Inflation
Teuerung lässt im Oktober deutlich nach

Dank eines Preisrutsches bei Benzin und Heizöl ist die Inflation weiter auf dem Rückmarsch. Die jährliche Teuerungsrate sank im Oktober auf 2,4 Prozent, bestätigte das Statistische Bundesamt am Freitag eine frühere Schätzung. Energie kostete allerdings trotz der Preisnachlässe noch immer deutlich mehr als vor einem Jahr.

HB BERLIN. Das ist der niedrigste Wert seit April. Noch im Sommer hatte die Rate ein 15-Jahres-Hoch von 3,3 Prozent erreicht, ehe sie im September auf 2,9 Prozent zurückging. Im Vergleich zum Vormonat sanken die Verbraucherpreise um 0,2 Prozent.

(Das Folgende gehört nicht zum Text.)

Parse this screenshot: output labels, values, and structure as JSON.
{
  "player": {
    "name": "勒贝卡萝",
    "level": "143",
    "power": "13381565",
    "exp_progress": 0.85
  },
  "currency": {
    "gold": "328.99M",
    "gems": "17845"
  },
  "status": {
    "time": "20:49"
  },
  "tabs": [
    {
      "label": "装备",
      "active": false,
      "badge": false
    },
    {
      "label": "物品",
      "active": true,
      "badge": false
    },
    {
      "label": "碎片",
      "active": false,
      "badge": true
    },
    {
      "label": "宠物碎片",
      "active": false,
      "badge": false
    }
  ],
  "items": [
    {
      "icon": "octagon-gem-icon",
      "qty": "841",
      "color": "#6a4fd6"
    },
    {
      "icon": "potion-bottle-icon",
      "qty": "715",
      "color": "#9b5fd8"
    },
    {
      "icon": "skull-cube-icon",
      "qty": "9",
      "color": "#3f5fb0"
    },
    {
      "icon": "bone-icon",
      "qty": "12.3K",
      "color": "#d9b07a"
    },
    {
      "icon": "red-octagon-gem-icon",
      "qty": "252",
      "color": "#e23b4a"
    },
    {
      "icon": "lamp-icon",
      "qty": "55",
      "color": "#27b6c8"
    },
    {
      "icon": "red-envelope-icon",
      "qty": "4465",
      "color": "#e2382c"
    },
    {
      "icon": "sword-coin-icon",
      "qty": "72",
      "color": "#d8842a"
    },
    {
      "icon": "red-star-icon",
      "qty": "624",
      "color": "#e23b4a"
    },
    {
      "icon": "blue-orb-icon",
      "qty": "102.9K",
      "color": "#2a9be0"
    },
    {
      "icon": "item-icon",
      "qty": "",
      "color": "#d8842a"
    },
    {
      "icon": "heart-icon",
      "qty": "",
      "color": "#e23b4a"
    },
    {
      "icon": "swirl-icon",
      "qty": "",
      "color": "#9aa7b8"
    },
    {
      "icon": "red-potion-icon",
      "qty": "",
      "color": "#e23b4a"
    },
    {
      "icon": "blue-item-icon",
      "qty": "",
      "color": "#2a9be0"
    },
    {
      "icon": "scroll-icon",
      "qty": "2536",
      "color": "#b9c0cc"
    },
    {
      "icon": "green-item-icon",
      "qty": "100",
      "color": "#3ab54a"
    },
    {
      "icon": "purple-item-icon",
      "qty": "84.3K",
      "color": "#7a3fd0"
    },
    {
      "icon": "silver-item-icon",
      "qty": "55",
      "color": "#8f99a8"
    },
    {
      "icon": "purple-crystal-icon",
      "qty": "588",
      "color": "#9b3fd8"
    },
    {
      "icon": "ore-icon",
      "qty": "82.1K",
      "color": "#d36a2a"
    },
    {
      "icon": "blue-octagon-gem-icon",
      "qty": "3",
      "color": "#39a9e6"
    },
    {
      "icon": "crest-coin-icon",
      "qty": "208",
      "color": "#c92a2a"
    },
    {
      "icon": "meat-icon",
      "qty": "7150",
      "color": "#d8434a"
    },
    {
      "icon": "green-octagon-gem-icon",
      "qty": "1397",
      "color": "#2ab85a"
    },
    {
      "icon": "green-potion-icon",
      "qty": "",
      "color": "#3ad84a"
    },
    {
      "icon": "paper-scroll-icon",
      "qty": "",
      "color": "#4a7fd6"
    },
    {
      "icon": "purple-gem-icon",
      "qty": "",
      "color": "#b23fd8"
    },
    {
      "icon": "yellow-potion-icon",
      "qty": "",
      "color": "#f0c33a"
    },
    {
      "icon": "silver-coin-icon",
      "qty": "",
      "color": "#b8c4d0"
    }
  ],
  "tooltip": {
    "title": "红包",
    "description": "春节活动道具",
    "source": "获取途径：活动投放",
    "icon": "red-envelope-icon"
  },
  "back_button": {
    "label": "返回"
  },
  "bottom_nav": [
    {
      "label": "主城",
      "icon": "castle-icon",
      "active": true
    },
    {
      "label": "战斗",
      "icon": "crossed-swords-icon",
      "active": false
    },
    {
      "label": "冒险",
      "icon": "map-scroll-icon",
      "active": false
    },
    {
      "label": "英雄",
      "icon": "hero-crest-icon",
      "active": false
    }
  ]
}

Die Teuerung nähert sich nun mit großen Schritten der Marke von knapp zwei Prozent, bis zu der die Europäische Zentralbank (EZB) von stabilen Preisen spricht. Experten erwarten, dass diese Schwelle im November erstmals seit mehr als einem Jahr wieder unterschritten werden könnte.

Entlastet wurden die Geldbörsen der Verbraucher vor allem durch billigere Kraftstoffe. Benzin und Diesel kosteten 7,6 Prozent weniger als im Vormonat. Auch Heizöl verbilligte sich um 7,4 Prozent. Vorausgegangen war ein Preisrutsch an den Ölmärkten. Ein Fass kostet derzeit nicht einmal halb so viel wie im Juli, als mit 147 Dollar ein Rekordhoch erreicht wurde. Grund ist der drohende Rückgang der Nachfrage als Folge des weltweiten Abschwungs, den die Finanzkrise ausgelöst hat.